Often I would walk up the hill-sloped wood alone at night, trekking from the valley bottom where I and the scummy estate folk lived, to the rarefied heights, where people had latest registration cars and lived in houses that had names, like 'Woodrise' or 'The Poplars'. Having emerged from the pitch-dark woods, breathless with relief from the horrors that my imagination dreamed up along the way – of serial killers chasing me up the meandering path, of sex maniacs or cannibals leaping out from the bushes – I would climb the tiered steps of the museum garden, feeling like an alien, but safe at the same time. I'd turn around and look over the silhouette sea of trees that separated me from my the valley bottom, my home. Here I would experience an exquisite sense of solitude. I would look on the darkness of the wood below as a sort of cosmic void. And I would lean into it. Sometimes I would be too scared to walk back through the woods to get home and would have to take the road route round the wood, which was three times as long…
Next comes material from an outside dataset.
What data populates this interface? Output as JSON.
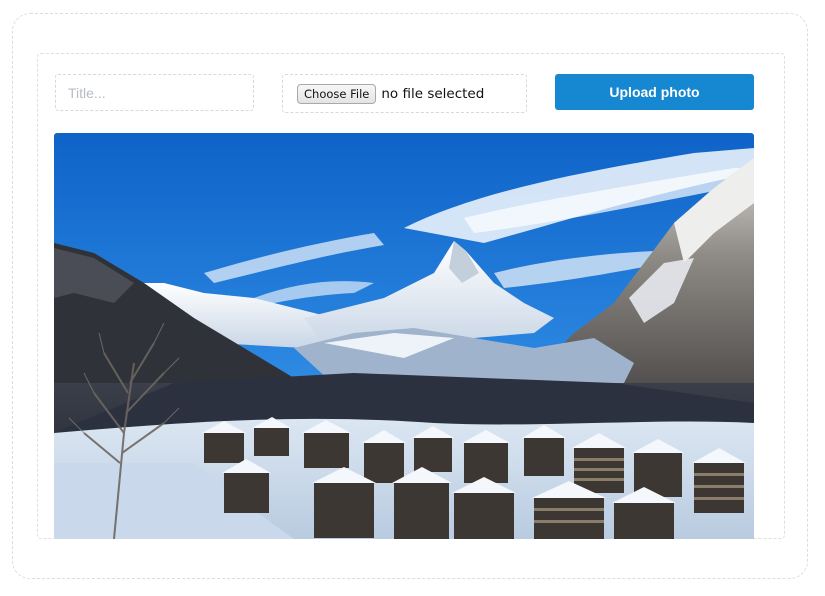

About 95% of my youth was spent kicking a football against a wall. Or dribbling around the rose bushes my dad had planted in the back garden. (I remember as emblems of incongruous beauty those pale salmon-coloured roses that flourished for the two summers that dad wasn’t too depressed to tend them…) Dribbling the ball around the rose bushes and providing my own gushing commentary as I went (Oh and look at this gifted youngster, such a joy to watch. He’s away! A glorious shimmy there. The ball’s glued to his feet. Past one, past two.This is wonderful stuff… Not since Maradona have we seen…) Practising Cruyff turns and stepovers I’d learned from the John Barnes training video that Malcolm the football coach had lent me. Left foot over the ball, turn and away with the right… over the ball, turn and away… over the ball, turn and away... Umpteen hours. Me, a football and my dreams of glory.
Bittersweet velleities, born in the pit of the belly, travelling up to the creases of my eyes. As, when feeling stupid and lost, I read the spines of my favourite books. Here I am, sat on my backside, yet coursing with the speed of a hero across an entire country. The journey seems not four hours long, but of a single, dimension-bending second. Past my window streak the backs of houses, past scrubland and claggy, furrowed fields where suddenly, with blue confetti flickers, a flock of wood pigeons take wing. It’s a virginal day. The first sighting of blue in the sky for a long time.